Сегодняшние диссиденты, разумеется, не на одно лицо. И если иметь в виду осуществляемую ими правозащитную функцию, то в гражданском обществе таковая безусловно необходима. Но сегодня критика властей перестала быть прерогативой группы так или иначе мотивированных лиц. Партии и пресса этим тоже занимаются — об обратной связи мы не говорим. На протяжении десятилетия главными объектами атаки отечественных космополитов в значительной степени являются политика федерального центра в отношении Чечни и армия. Наши прежние — на страницах «Дела» — обращения к тому и другому позволяют ограничиться двумя абзацами.

С конца 2001 года Чечня занимает устойчивое среднее место в ежемесячных сводках общероссийских ЧП, докладываемых руководству МВД. При этом около 10 раз (из условных 60 — по числу месяцев) республика являлась самым безопасным субъектом Российской Федерации. Это близко к рекорду. Правда и то, что кровь там иногда проливается. Возникает вопрос: за что? Нас учили, что права человека — тем более на жизнь — не могут быть категорией избирательной. Согласимся, что чеченский народ оказался главным заложником и жертвой отечественного лихолетья. Но при любом уточнении понесенных им утрат, напомним судьбу «40–60 тысяч бесследно исчезнувшего в мирные годы (1991–1994 и 1996–1999 гг.) русского населения бывшей Чечено-Ингушетии»1. Не о мести идет речь — о том, чтобы не повторилось пройденное. Какую альтернативу «кавказизации» криминал-сепаратизма предлагают поборники ухода федералов? Или главный смысл деятельности неодиссидентов — содействие последующему развалу страны? Иные откровенно желают, чтобы Россия оставалась «в экономическом отношении слабой, а военном — немощной»2.

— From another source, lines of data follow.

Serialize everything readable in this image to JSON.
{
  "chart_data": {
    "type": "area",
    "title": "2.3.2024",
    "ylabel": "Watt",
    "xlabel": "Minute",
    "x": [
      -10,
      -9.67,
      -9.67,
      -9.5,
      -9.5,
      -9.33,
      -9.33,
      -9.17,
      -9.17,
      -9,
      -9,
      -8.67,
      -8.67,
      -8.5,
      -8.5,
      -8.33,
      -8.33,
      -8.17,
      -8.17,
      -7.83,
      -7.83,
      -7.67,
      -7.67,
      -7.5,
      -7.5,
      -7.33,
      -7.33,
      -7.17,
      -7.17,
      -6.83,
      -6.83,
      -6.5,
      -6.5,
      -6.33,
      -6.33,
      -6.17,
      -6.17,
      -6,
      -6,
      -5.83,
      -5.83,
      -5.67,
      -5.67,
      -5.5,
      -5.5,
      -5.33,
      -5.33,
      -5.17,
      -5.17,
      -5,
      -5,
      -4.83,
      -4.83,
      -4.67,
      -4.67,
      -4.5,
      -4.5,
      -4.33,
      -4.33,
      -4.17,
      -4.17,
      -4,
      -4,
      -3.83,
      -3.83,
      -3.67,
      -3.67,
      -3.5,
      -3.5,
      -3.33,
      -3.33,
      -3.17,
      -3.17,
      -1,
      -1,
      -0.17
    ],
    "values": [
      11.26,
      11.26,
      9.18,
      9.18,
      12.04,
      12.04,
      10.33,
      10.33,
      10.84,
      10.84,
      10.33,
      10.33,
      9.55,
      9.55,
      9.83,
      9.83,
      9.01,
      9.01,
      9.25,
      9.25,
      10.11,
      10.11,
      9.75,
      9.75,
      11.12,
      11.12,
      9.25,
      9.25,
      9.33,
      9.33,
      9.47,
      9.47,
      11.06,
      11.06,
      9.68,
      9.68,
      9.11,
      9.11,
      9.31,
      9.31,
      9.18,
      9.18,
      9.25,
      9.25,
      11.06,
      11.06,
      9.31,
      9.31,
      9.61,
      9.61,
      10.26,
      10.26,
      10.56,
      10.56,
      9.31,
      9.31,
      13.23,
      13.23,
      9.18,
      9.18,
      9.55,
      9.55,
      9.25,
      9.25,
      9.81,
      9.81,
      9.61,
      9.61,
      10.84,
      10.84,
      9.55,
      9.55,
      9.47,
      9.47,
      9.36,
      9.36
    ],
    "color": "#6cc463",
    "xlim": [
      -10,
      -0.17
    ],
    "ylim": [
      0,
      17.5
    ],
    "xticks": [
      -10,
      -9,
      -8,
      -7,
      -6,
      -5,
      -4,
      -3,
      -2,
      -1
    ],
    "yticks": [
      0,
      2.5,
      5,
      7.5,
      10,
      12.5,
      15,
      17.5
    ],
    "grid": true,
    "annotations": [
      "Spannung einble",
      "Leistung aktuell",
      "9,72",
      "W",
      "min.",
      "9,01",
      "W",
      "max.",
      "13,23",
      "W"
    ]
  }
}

Вспомним Смердякова: «Я не только не желаю быть военным…, но напротив, уничтожить всех солдат-с». Может, кто-то путает призрение с презрением? Параллельно со структурами военкоматов в стране существует разветвленная сеть консультационных центров, парализующих призыв в армию тех, кто по своим задаткам помог бы быстрее завершить ту же чеченскую эпопею. Не тратя времени на поиск «гадящего нам турка» и прочих «чертей» — кроме как в собственной душе — общество в праве озаботиться не только чиновничьей коррупцией и «куршевелизмом» олигархов…

 

Преданным нами, преданным нам

«Мы ответственны за тех, кого приручили». Этот афоризм Сент-Экзюпери получил жесткую политическую огранку почти сразу после гибели легендарного француза. «Самоса, конечно, сукин сын. Но он — наш сукин сын». Так президент Рузвельт оценил верность Америке никарагуанского диктатора. Совсем не в общецивилизационном поле и сегодня пребывают герой-разведчик и шпион-диверсант. В политике, даже вчерашней, как и в футболе, принято болеть за своих против чужих. Это тоже аксиома. Как и то, что смена режимов часто превращает вчерашних вождей в изгоев. Победителя — великодушного или мстительного, дальновидного или мелочного — защищает писанный под него закон. Но и тогда, когда закон — международный, сердце-то — не закладка между страниц с параграфами! А еще есть русская поговорка: друзья познаются в беде…

 

Пленные войны, окончившейся миром

На исходе Второй мировой мы простили гитлеровского союзника Маннергейма. Это редкий пример снисходительности к вчерашнему противнику. Но финальным актом «холодной войны» явился не акт капитуляции одной из сторон, а перезвон фужеров двух примирившихся. Кто тогда думал о будущих «пленных» окончившейся миром войны, тем более, «захваченных» одной из сторон? Первый постконфронтационный процесс — над лидером бывшей ГДР — сочли разовой уступкой «другу Колю».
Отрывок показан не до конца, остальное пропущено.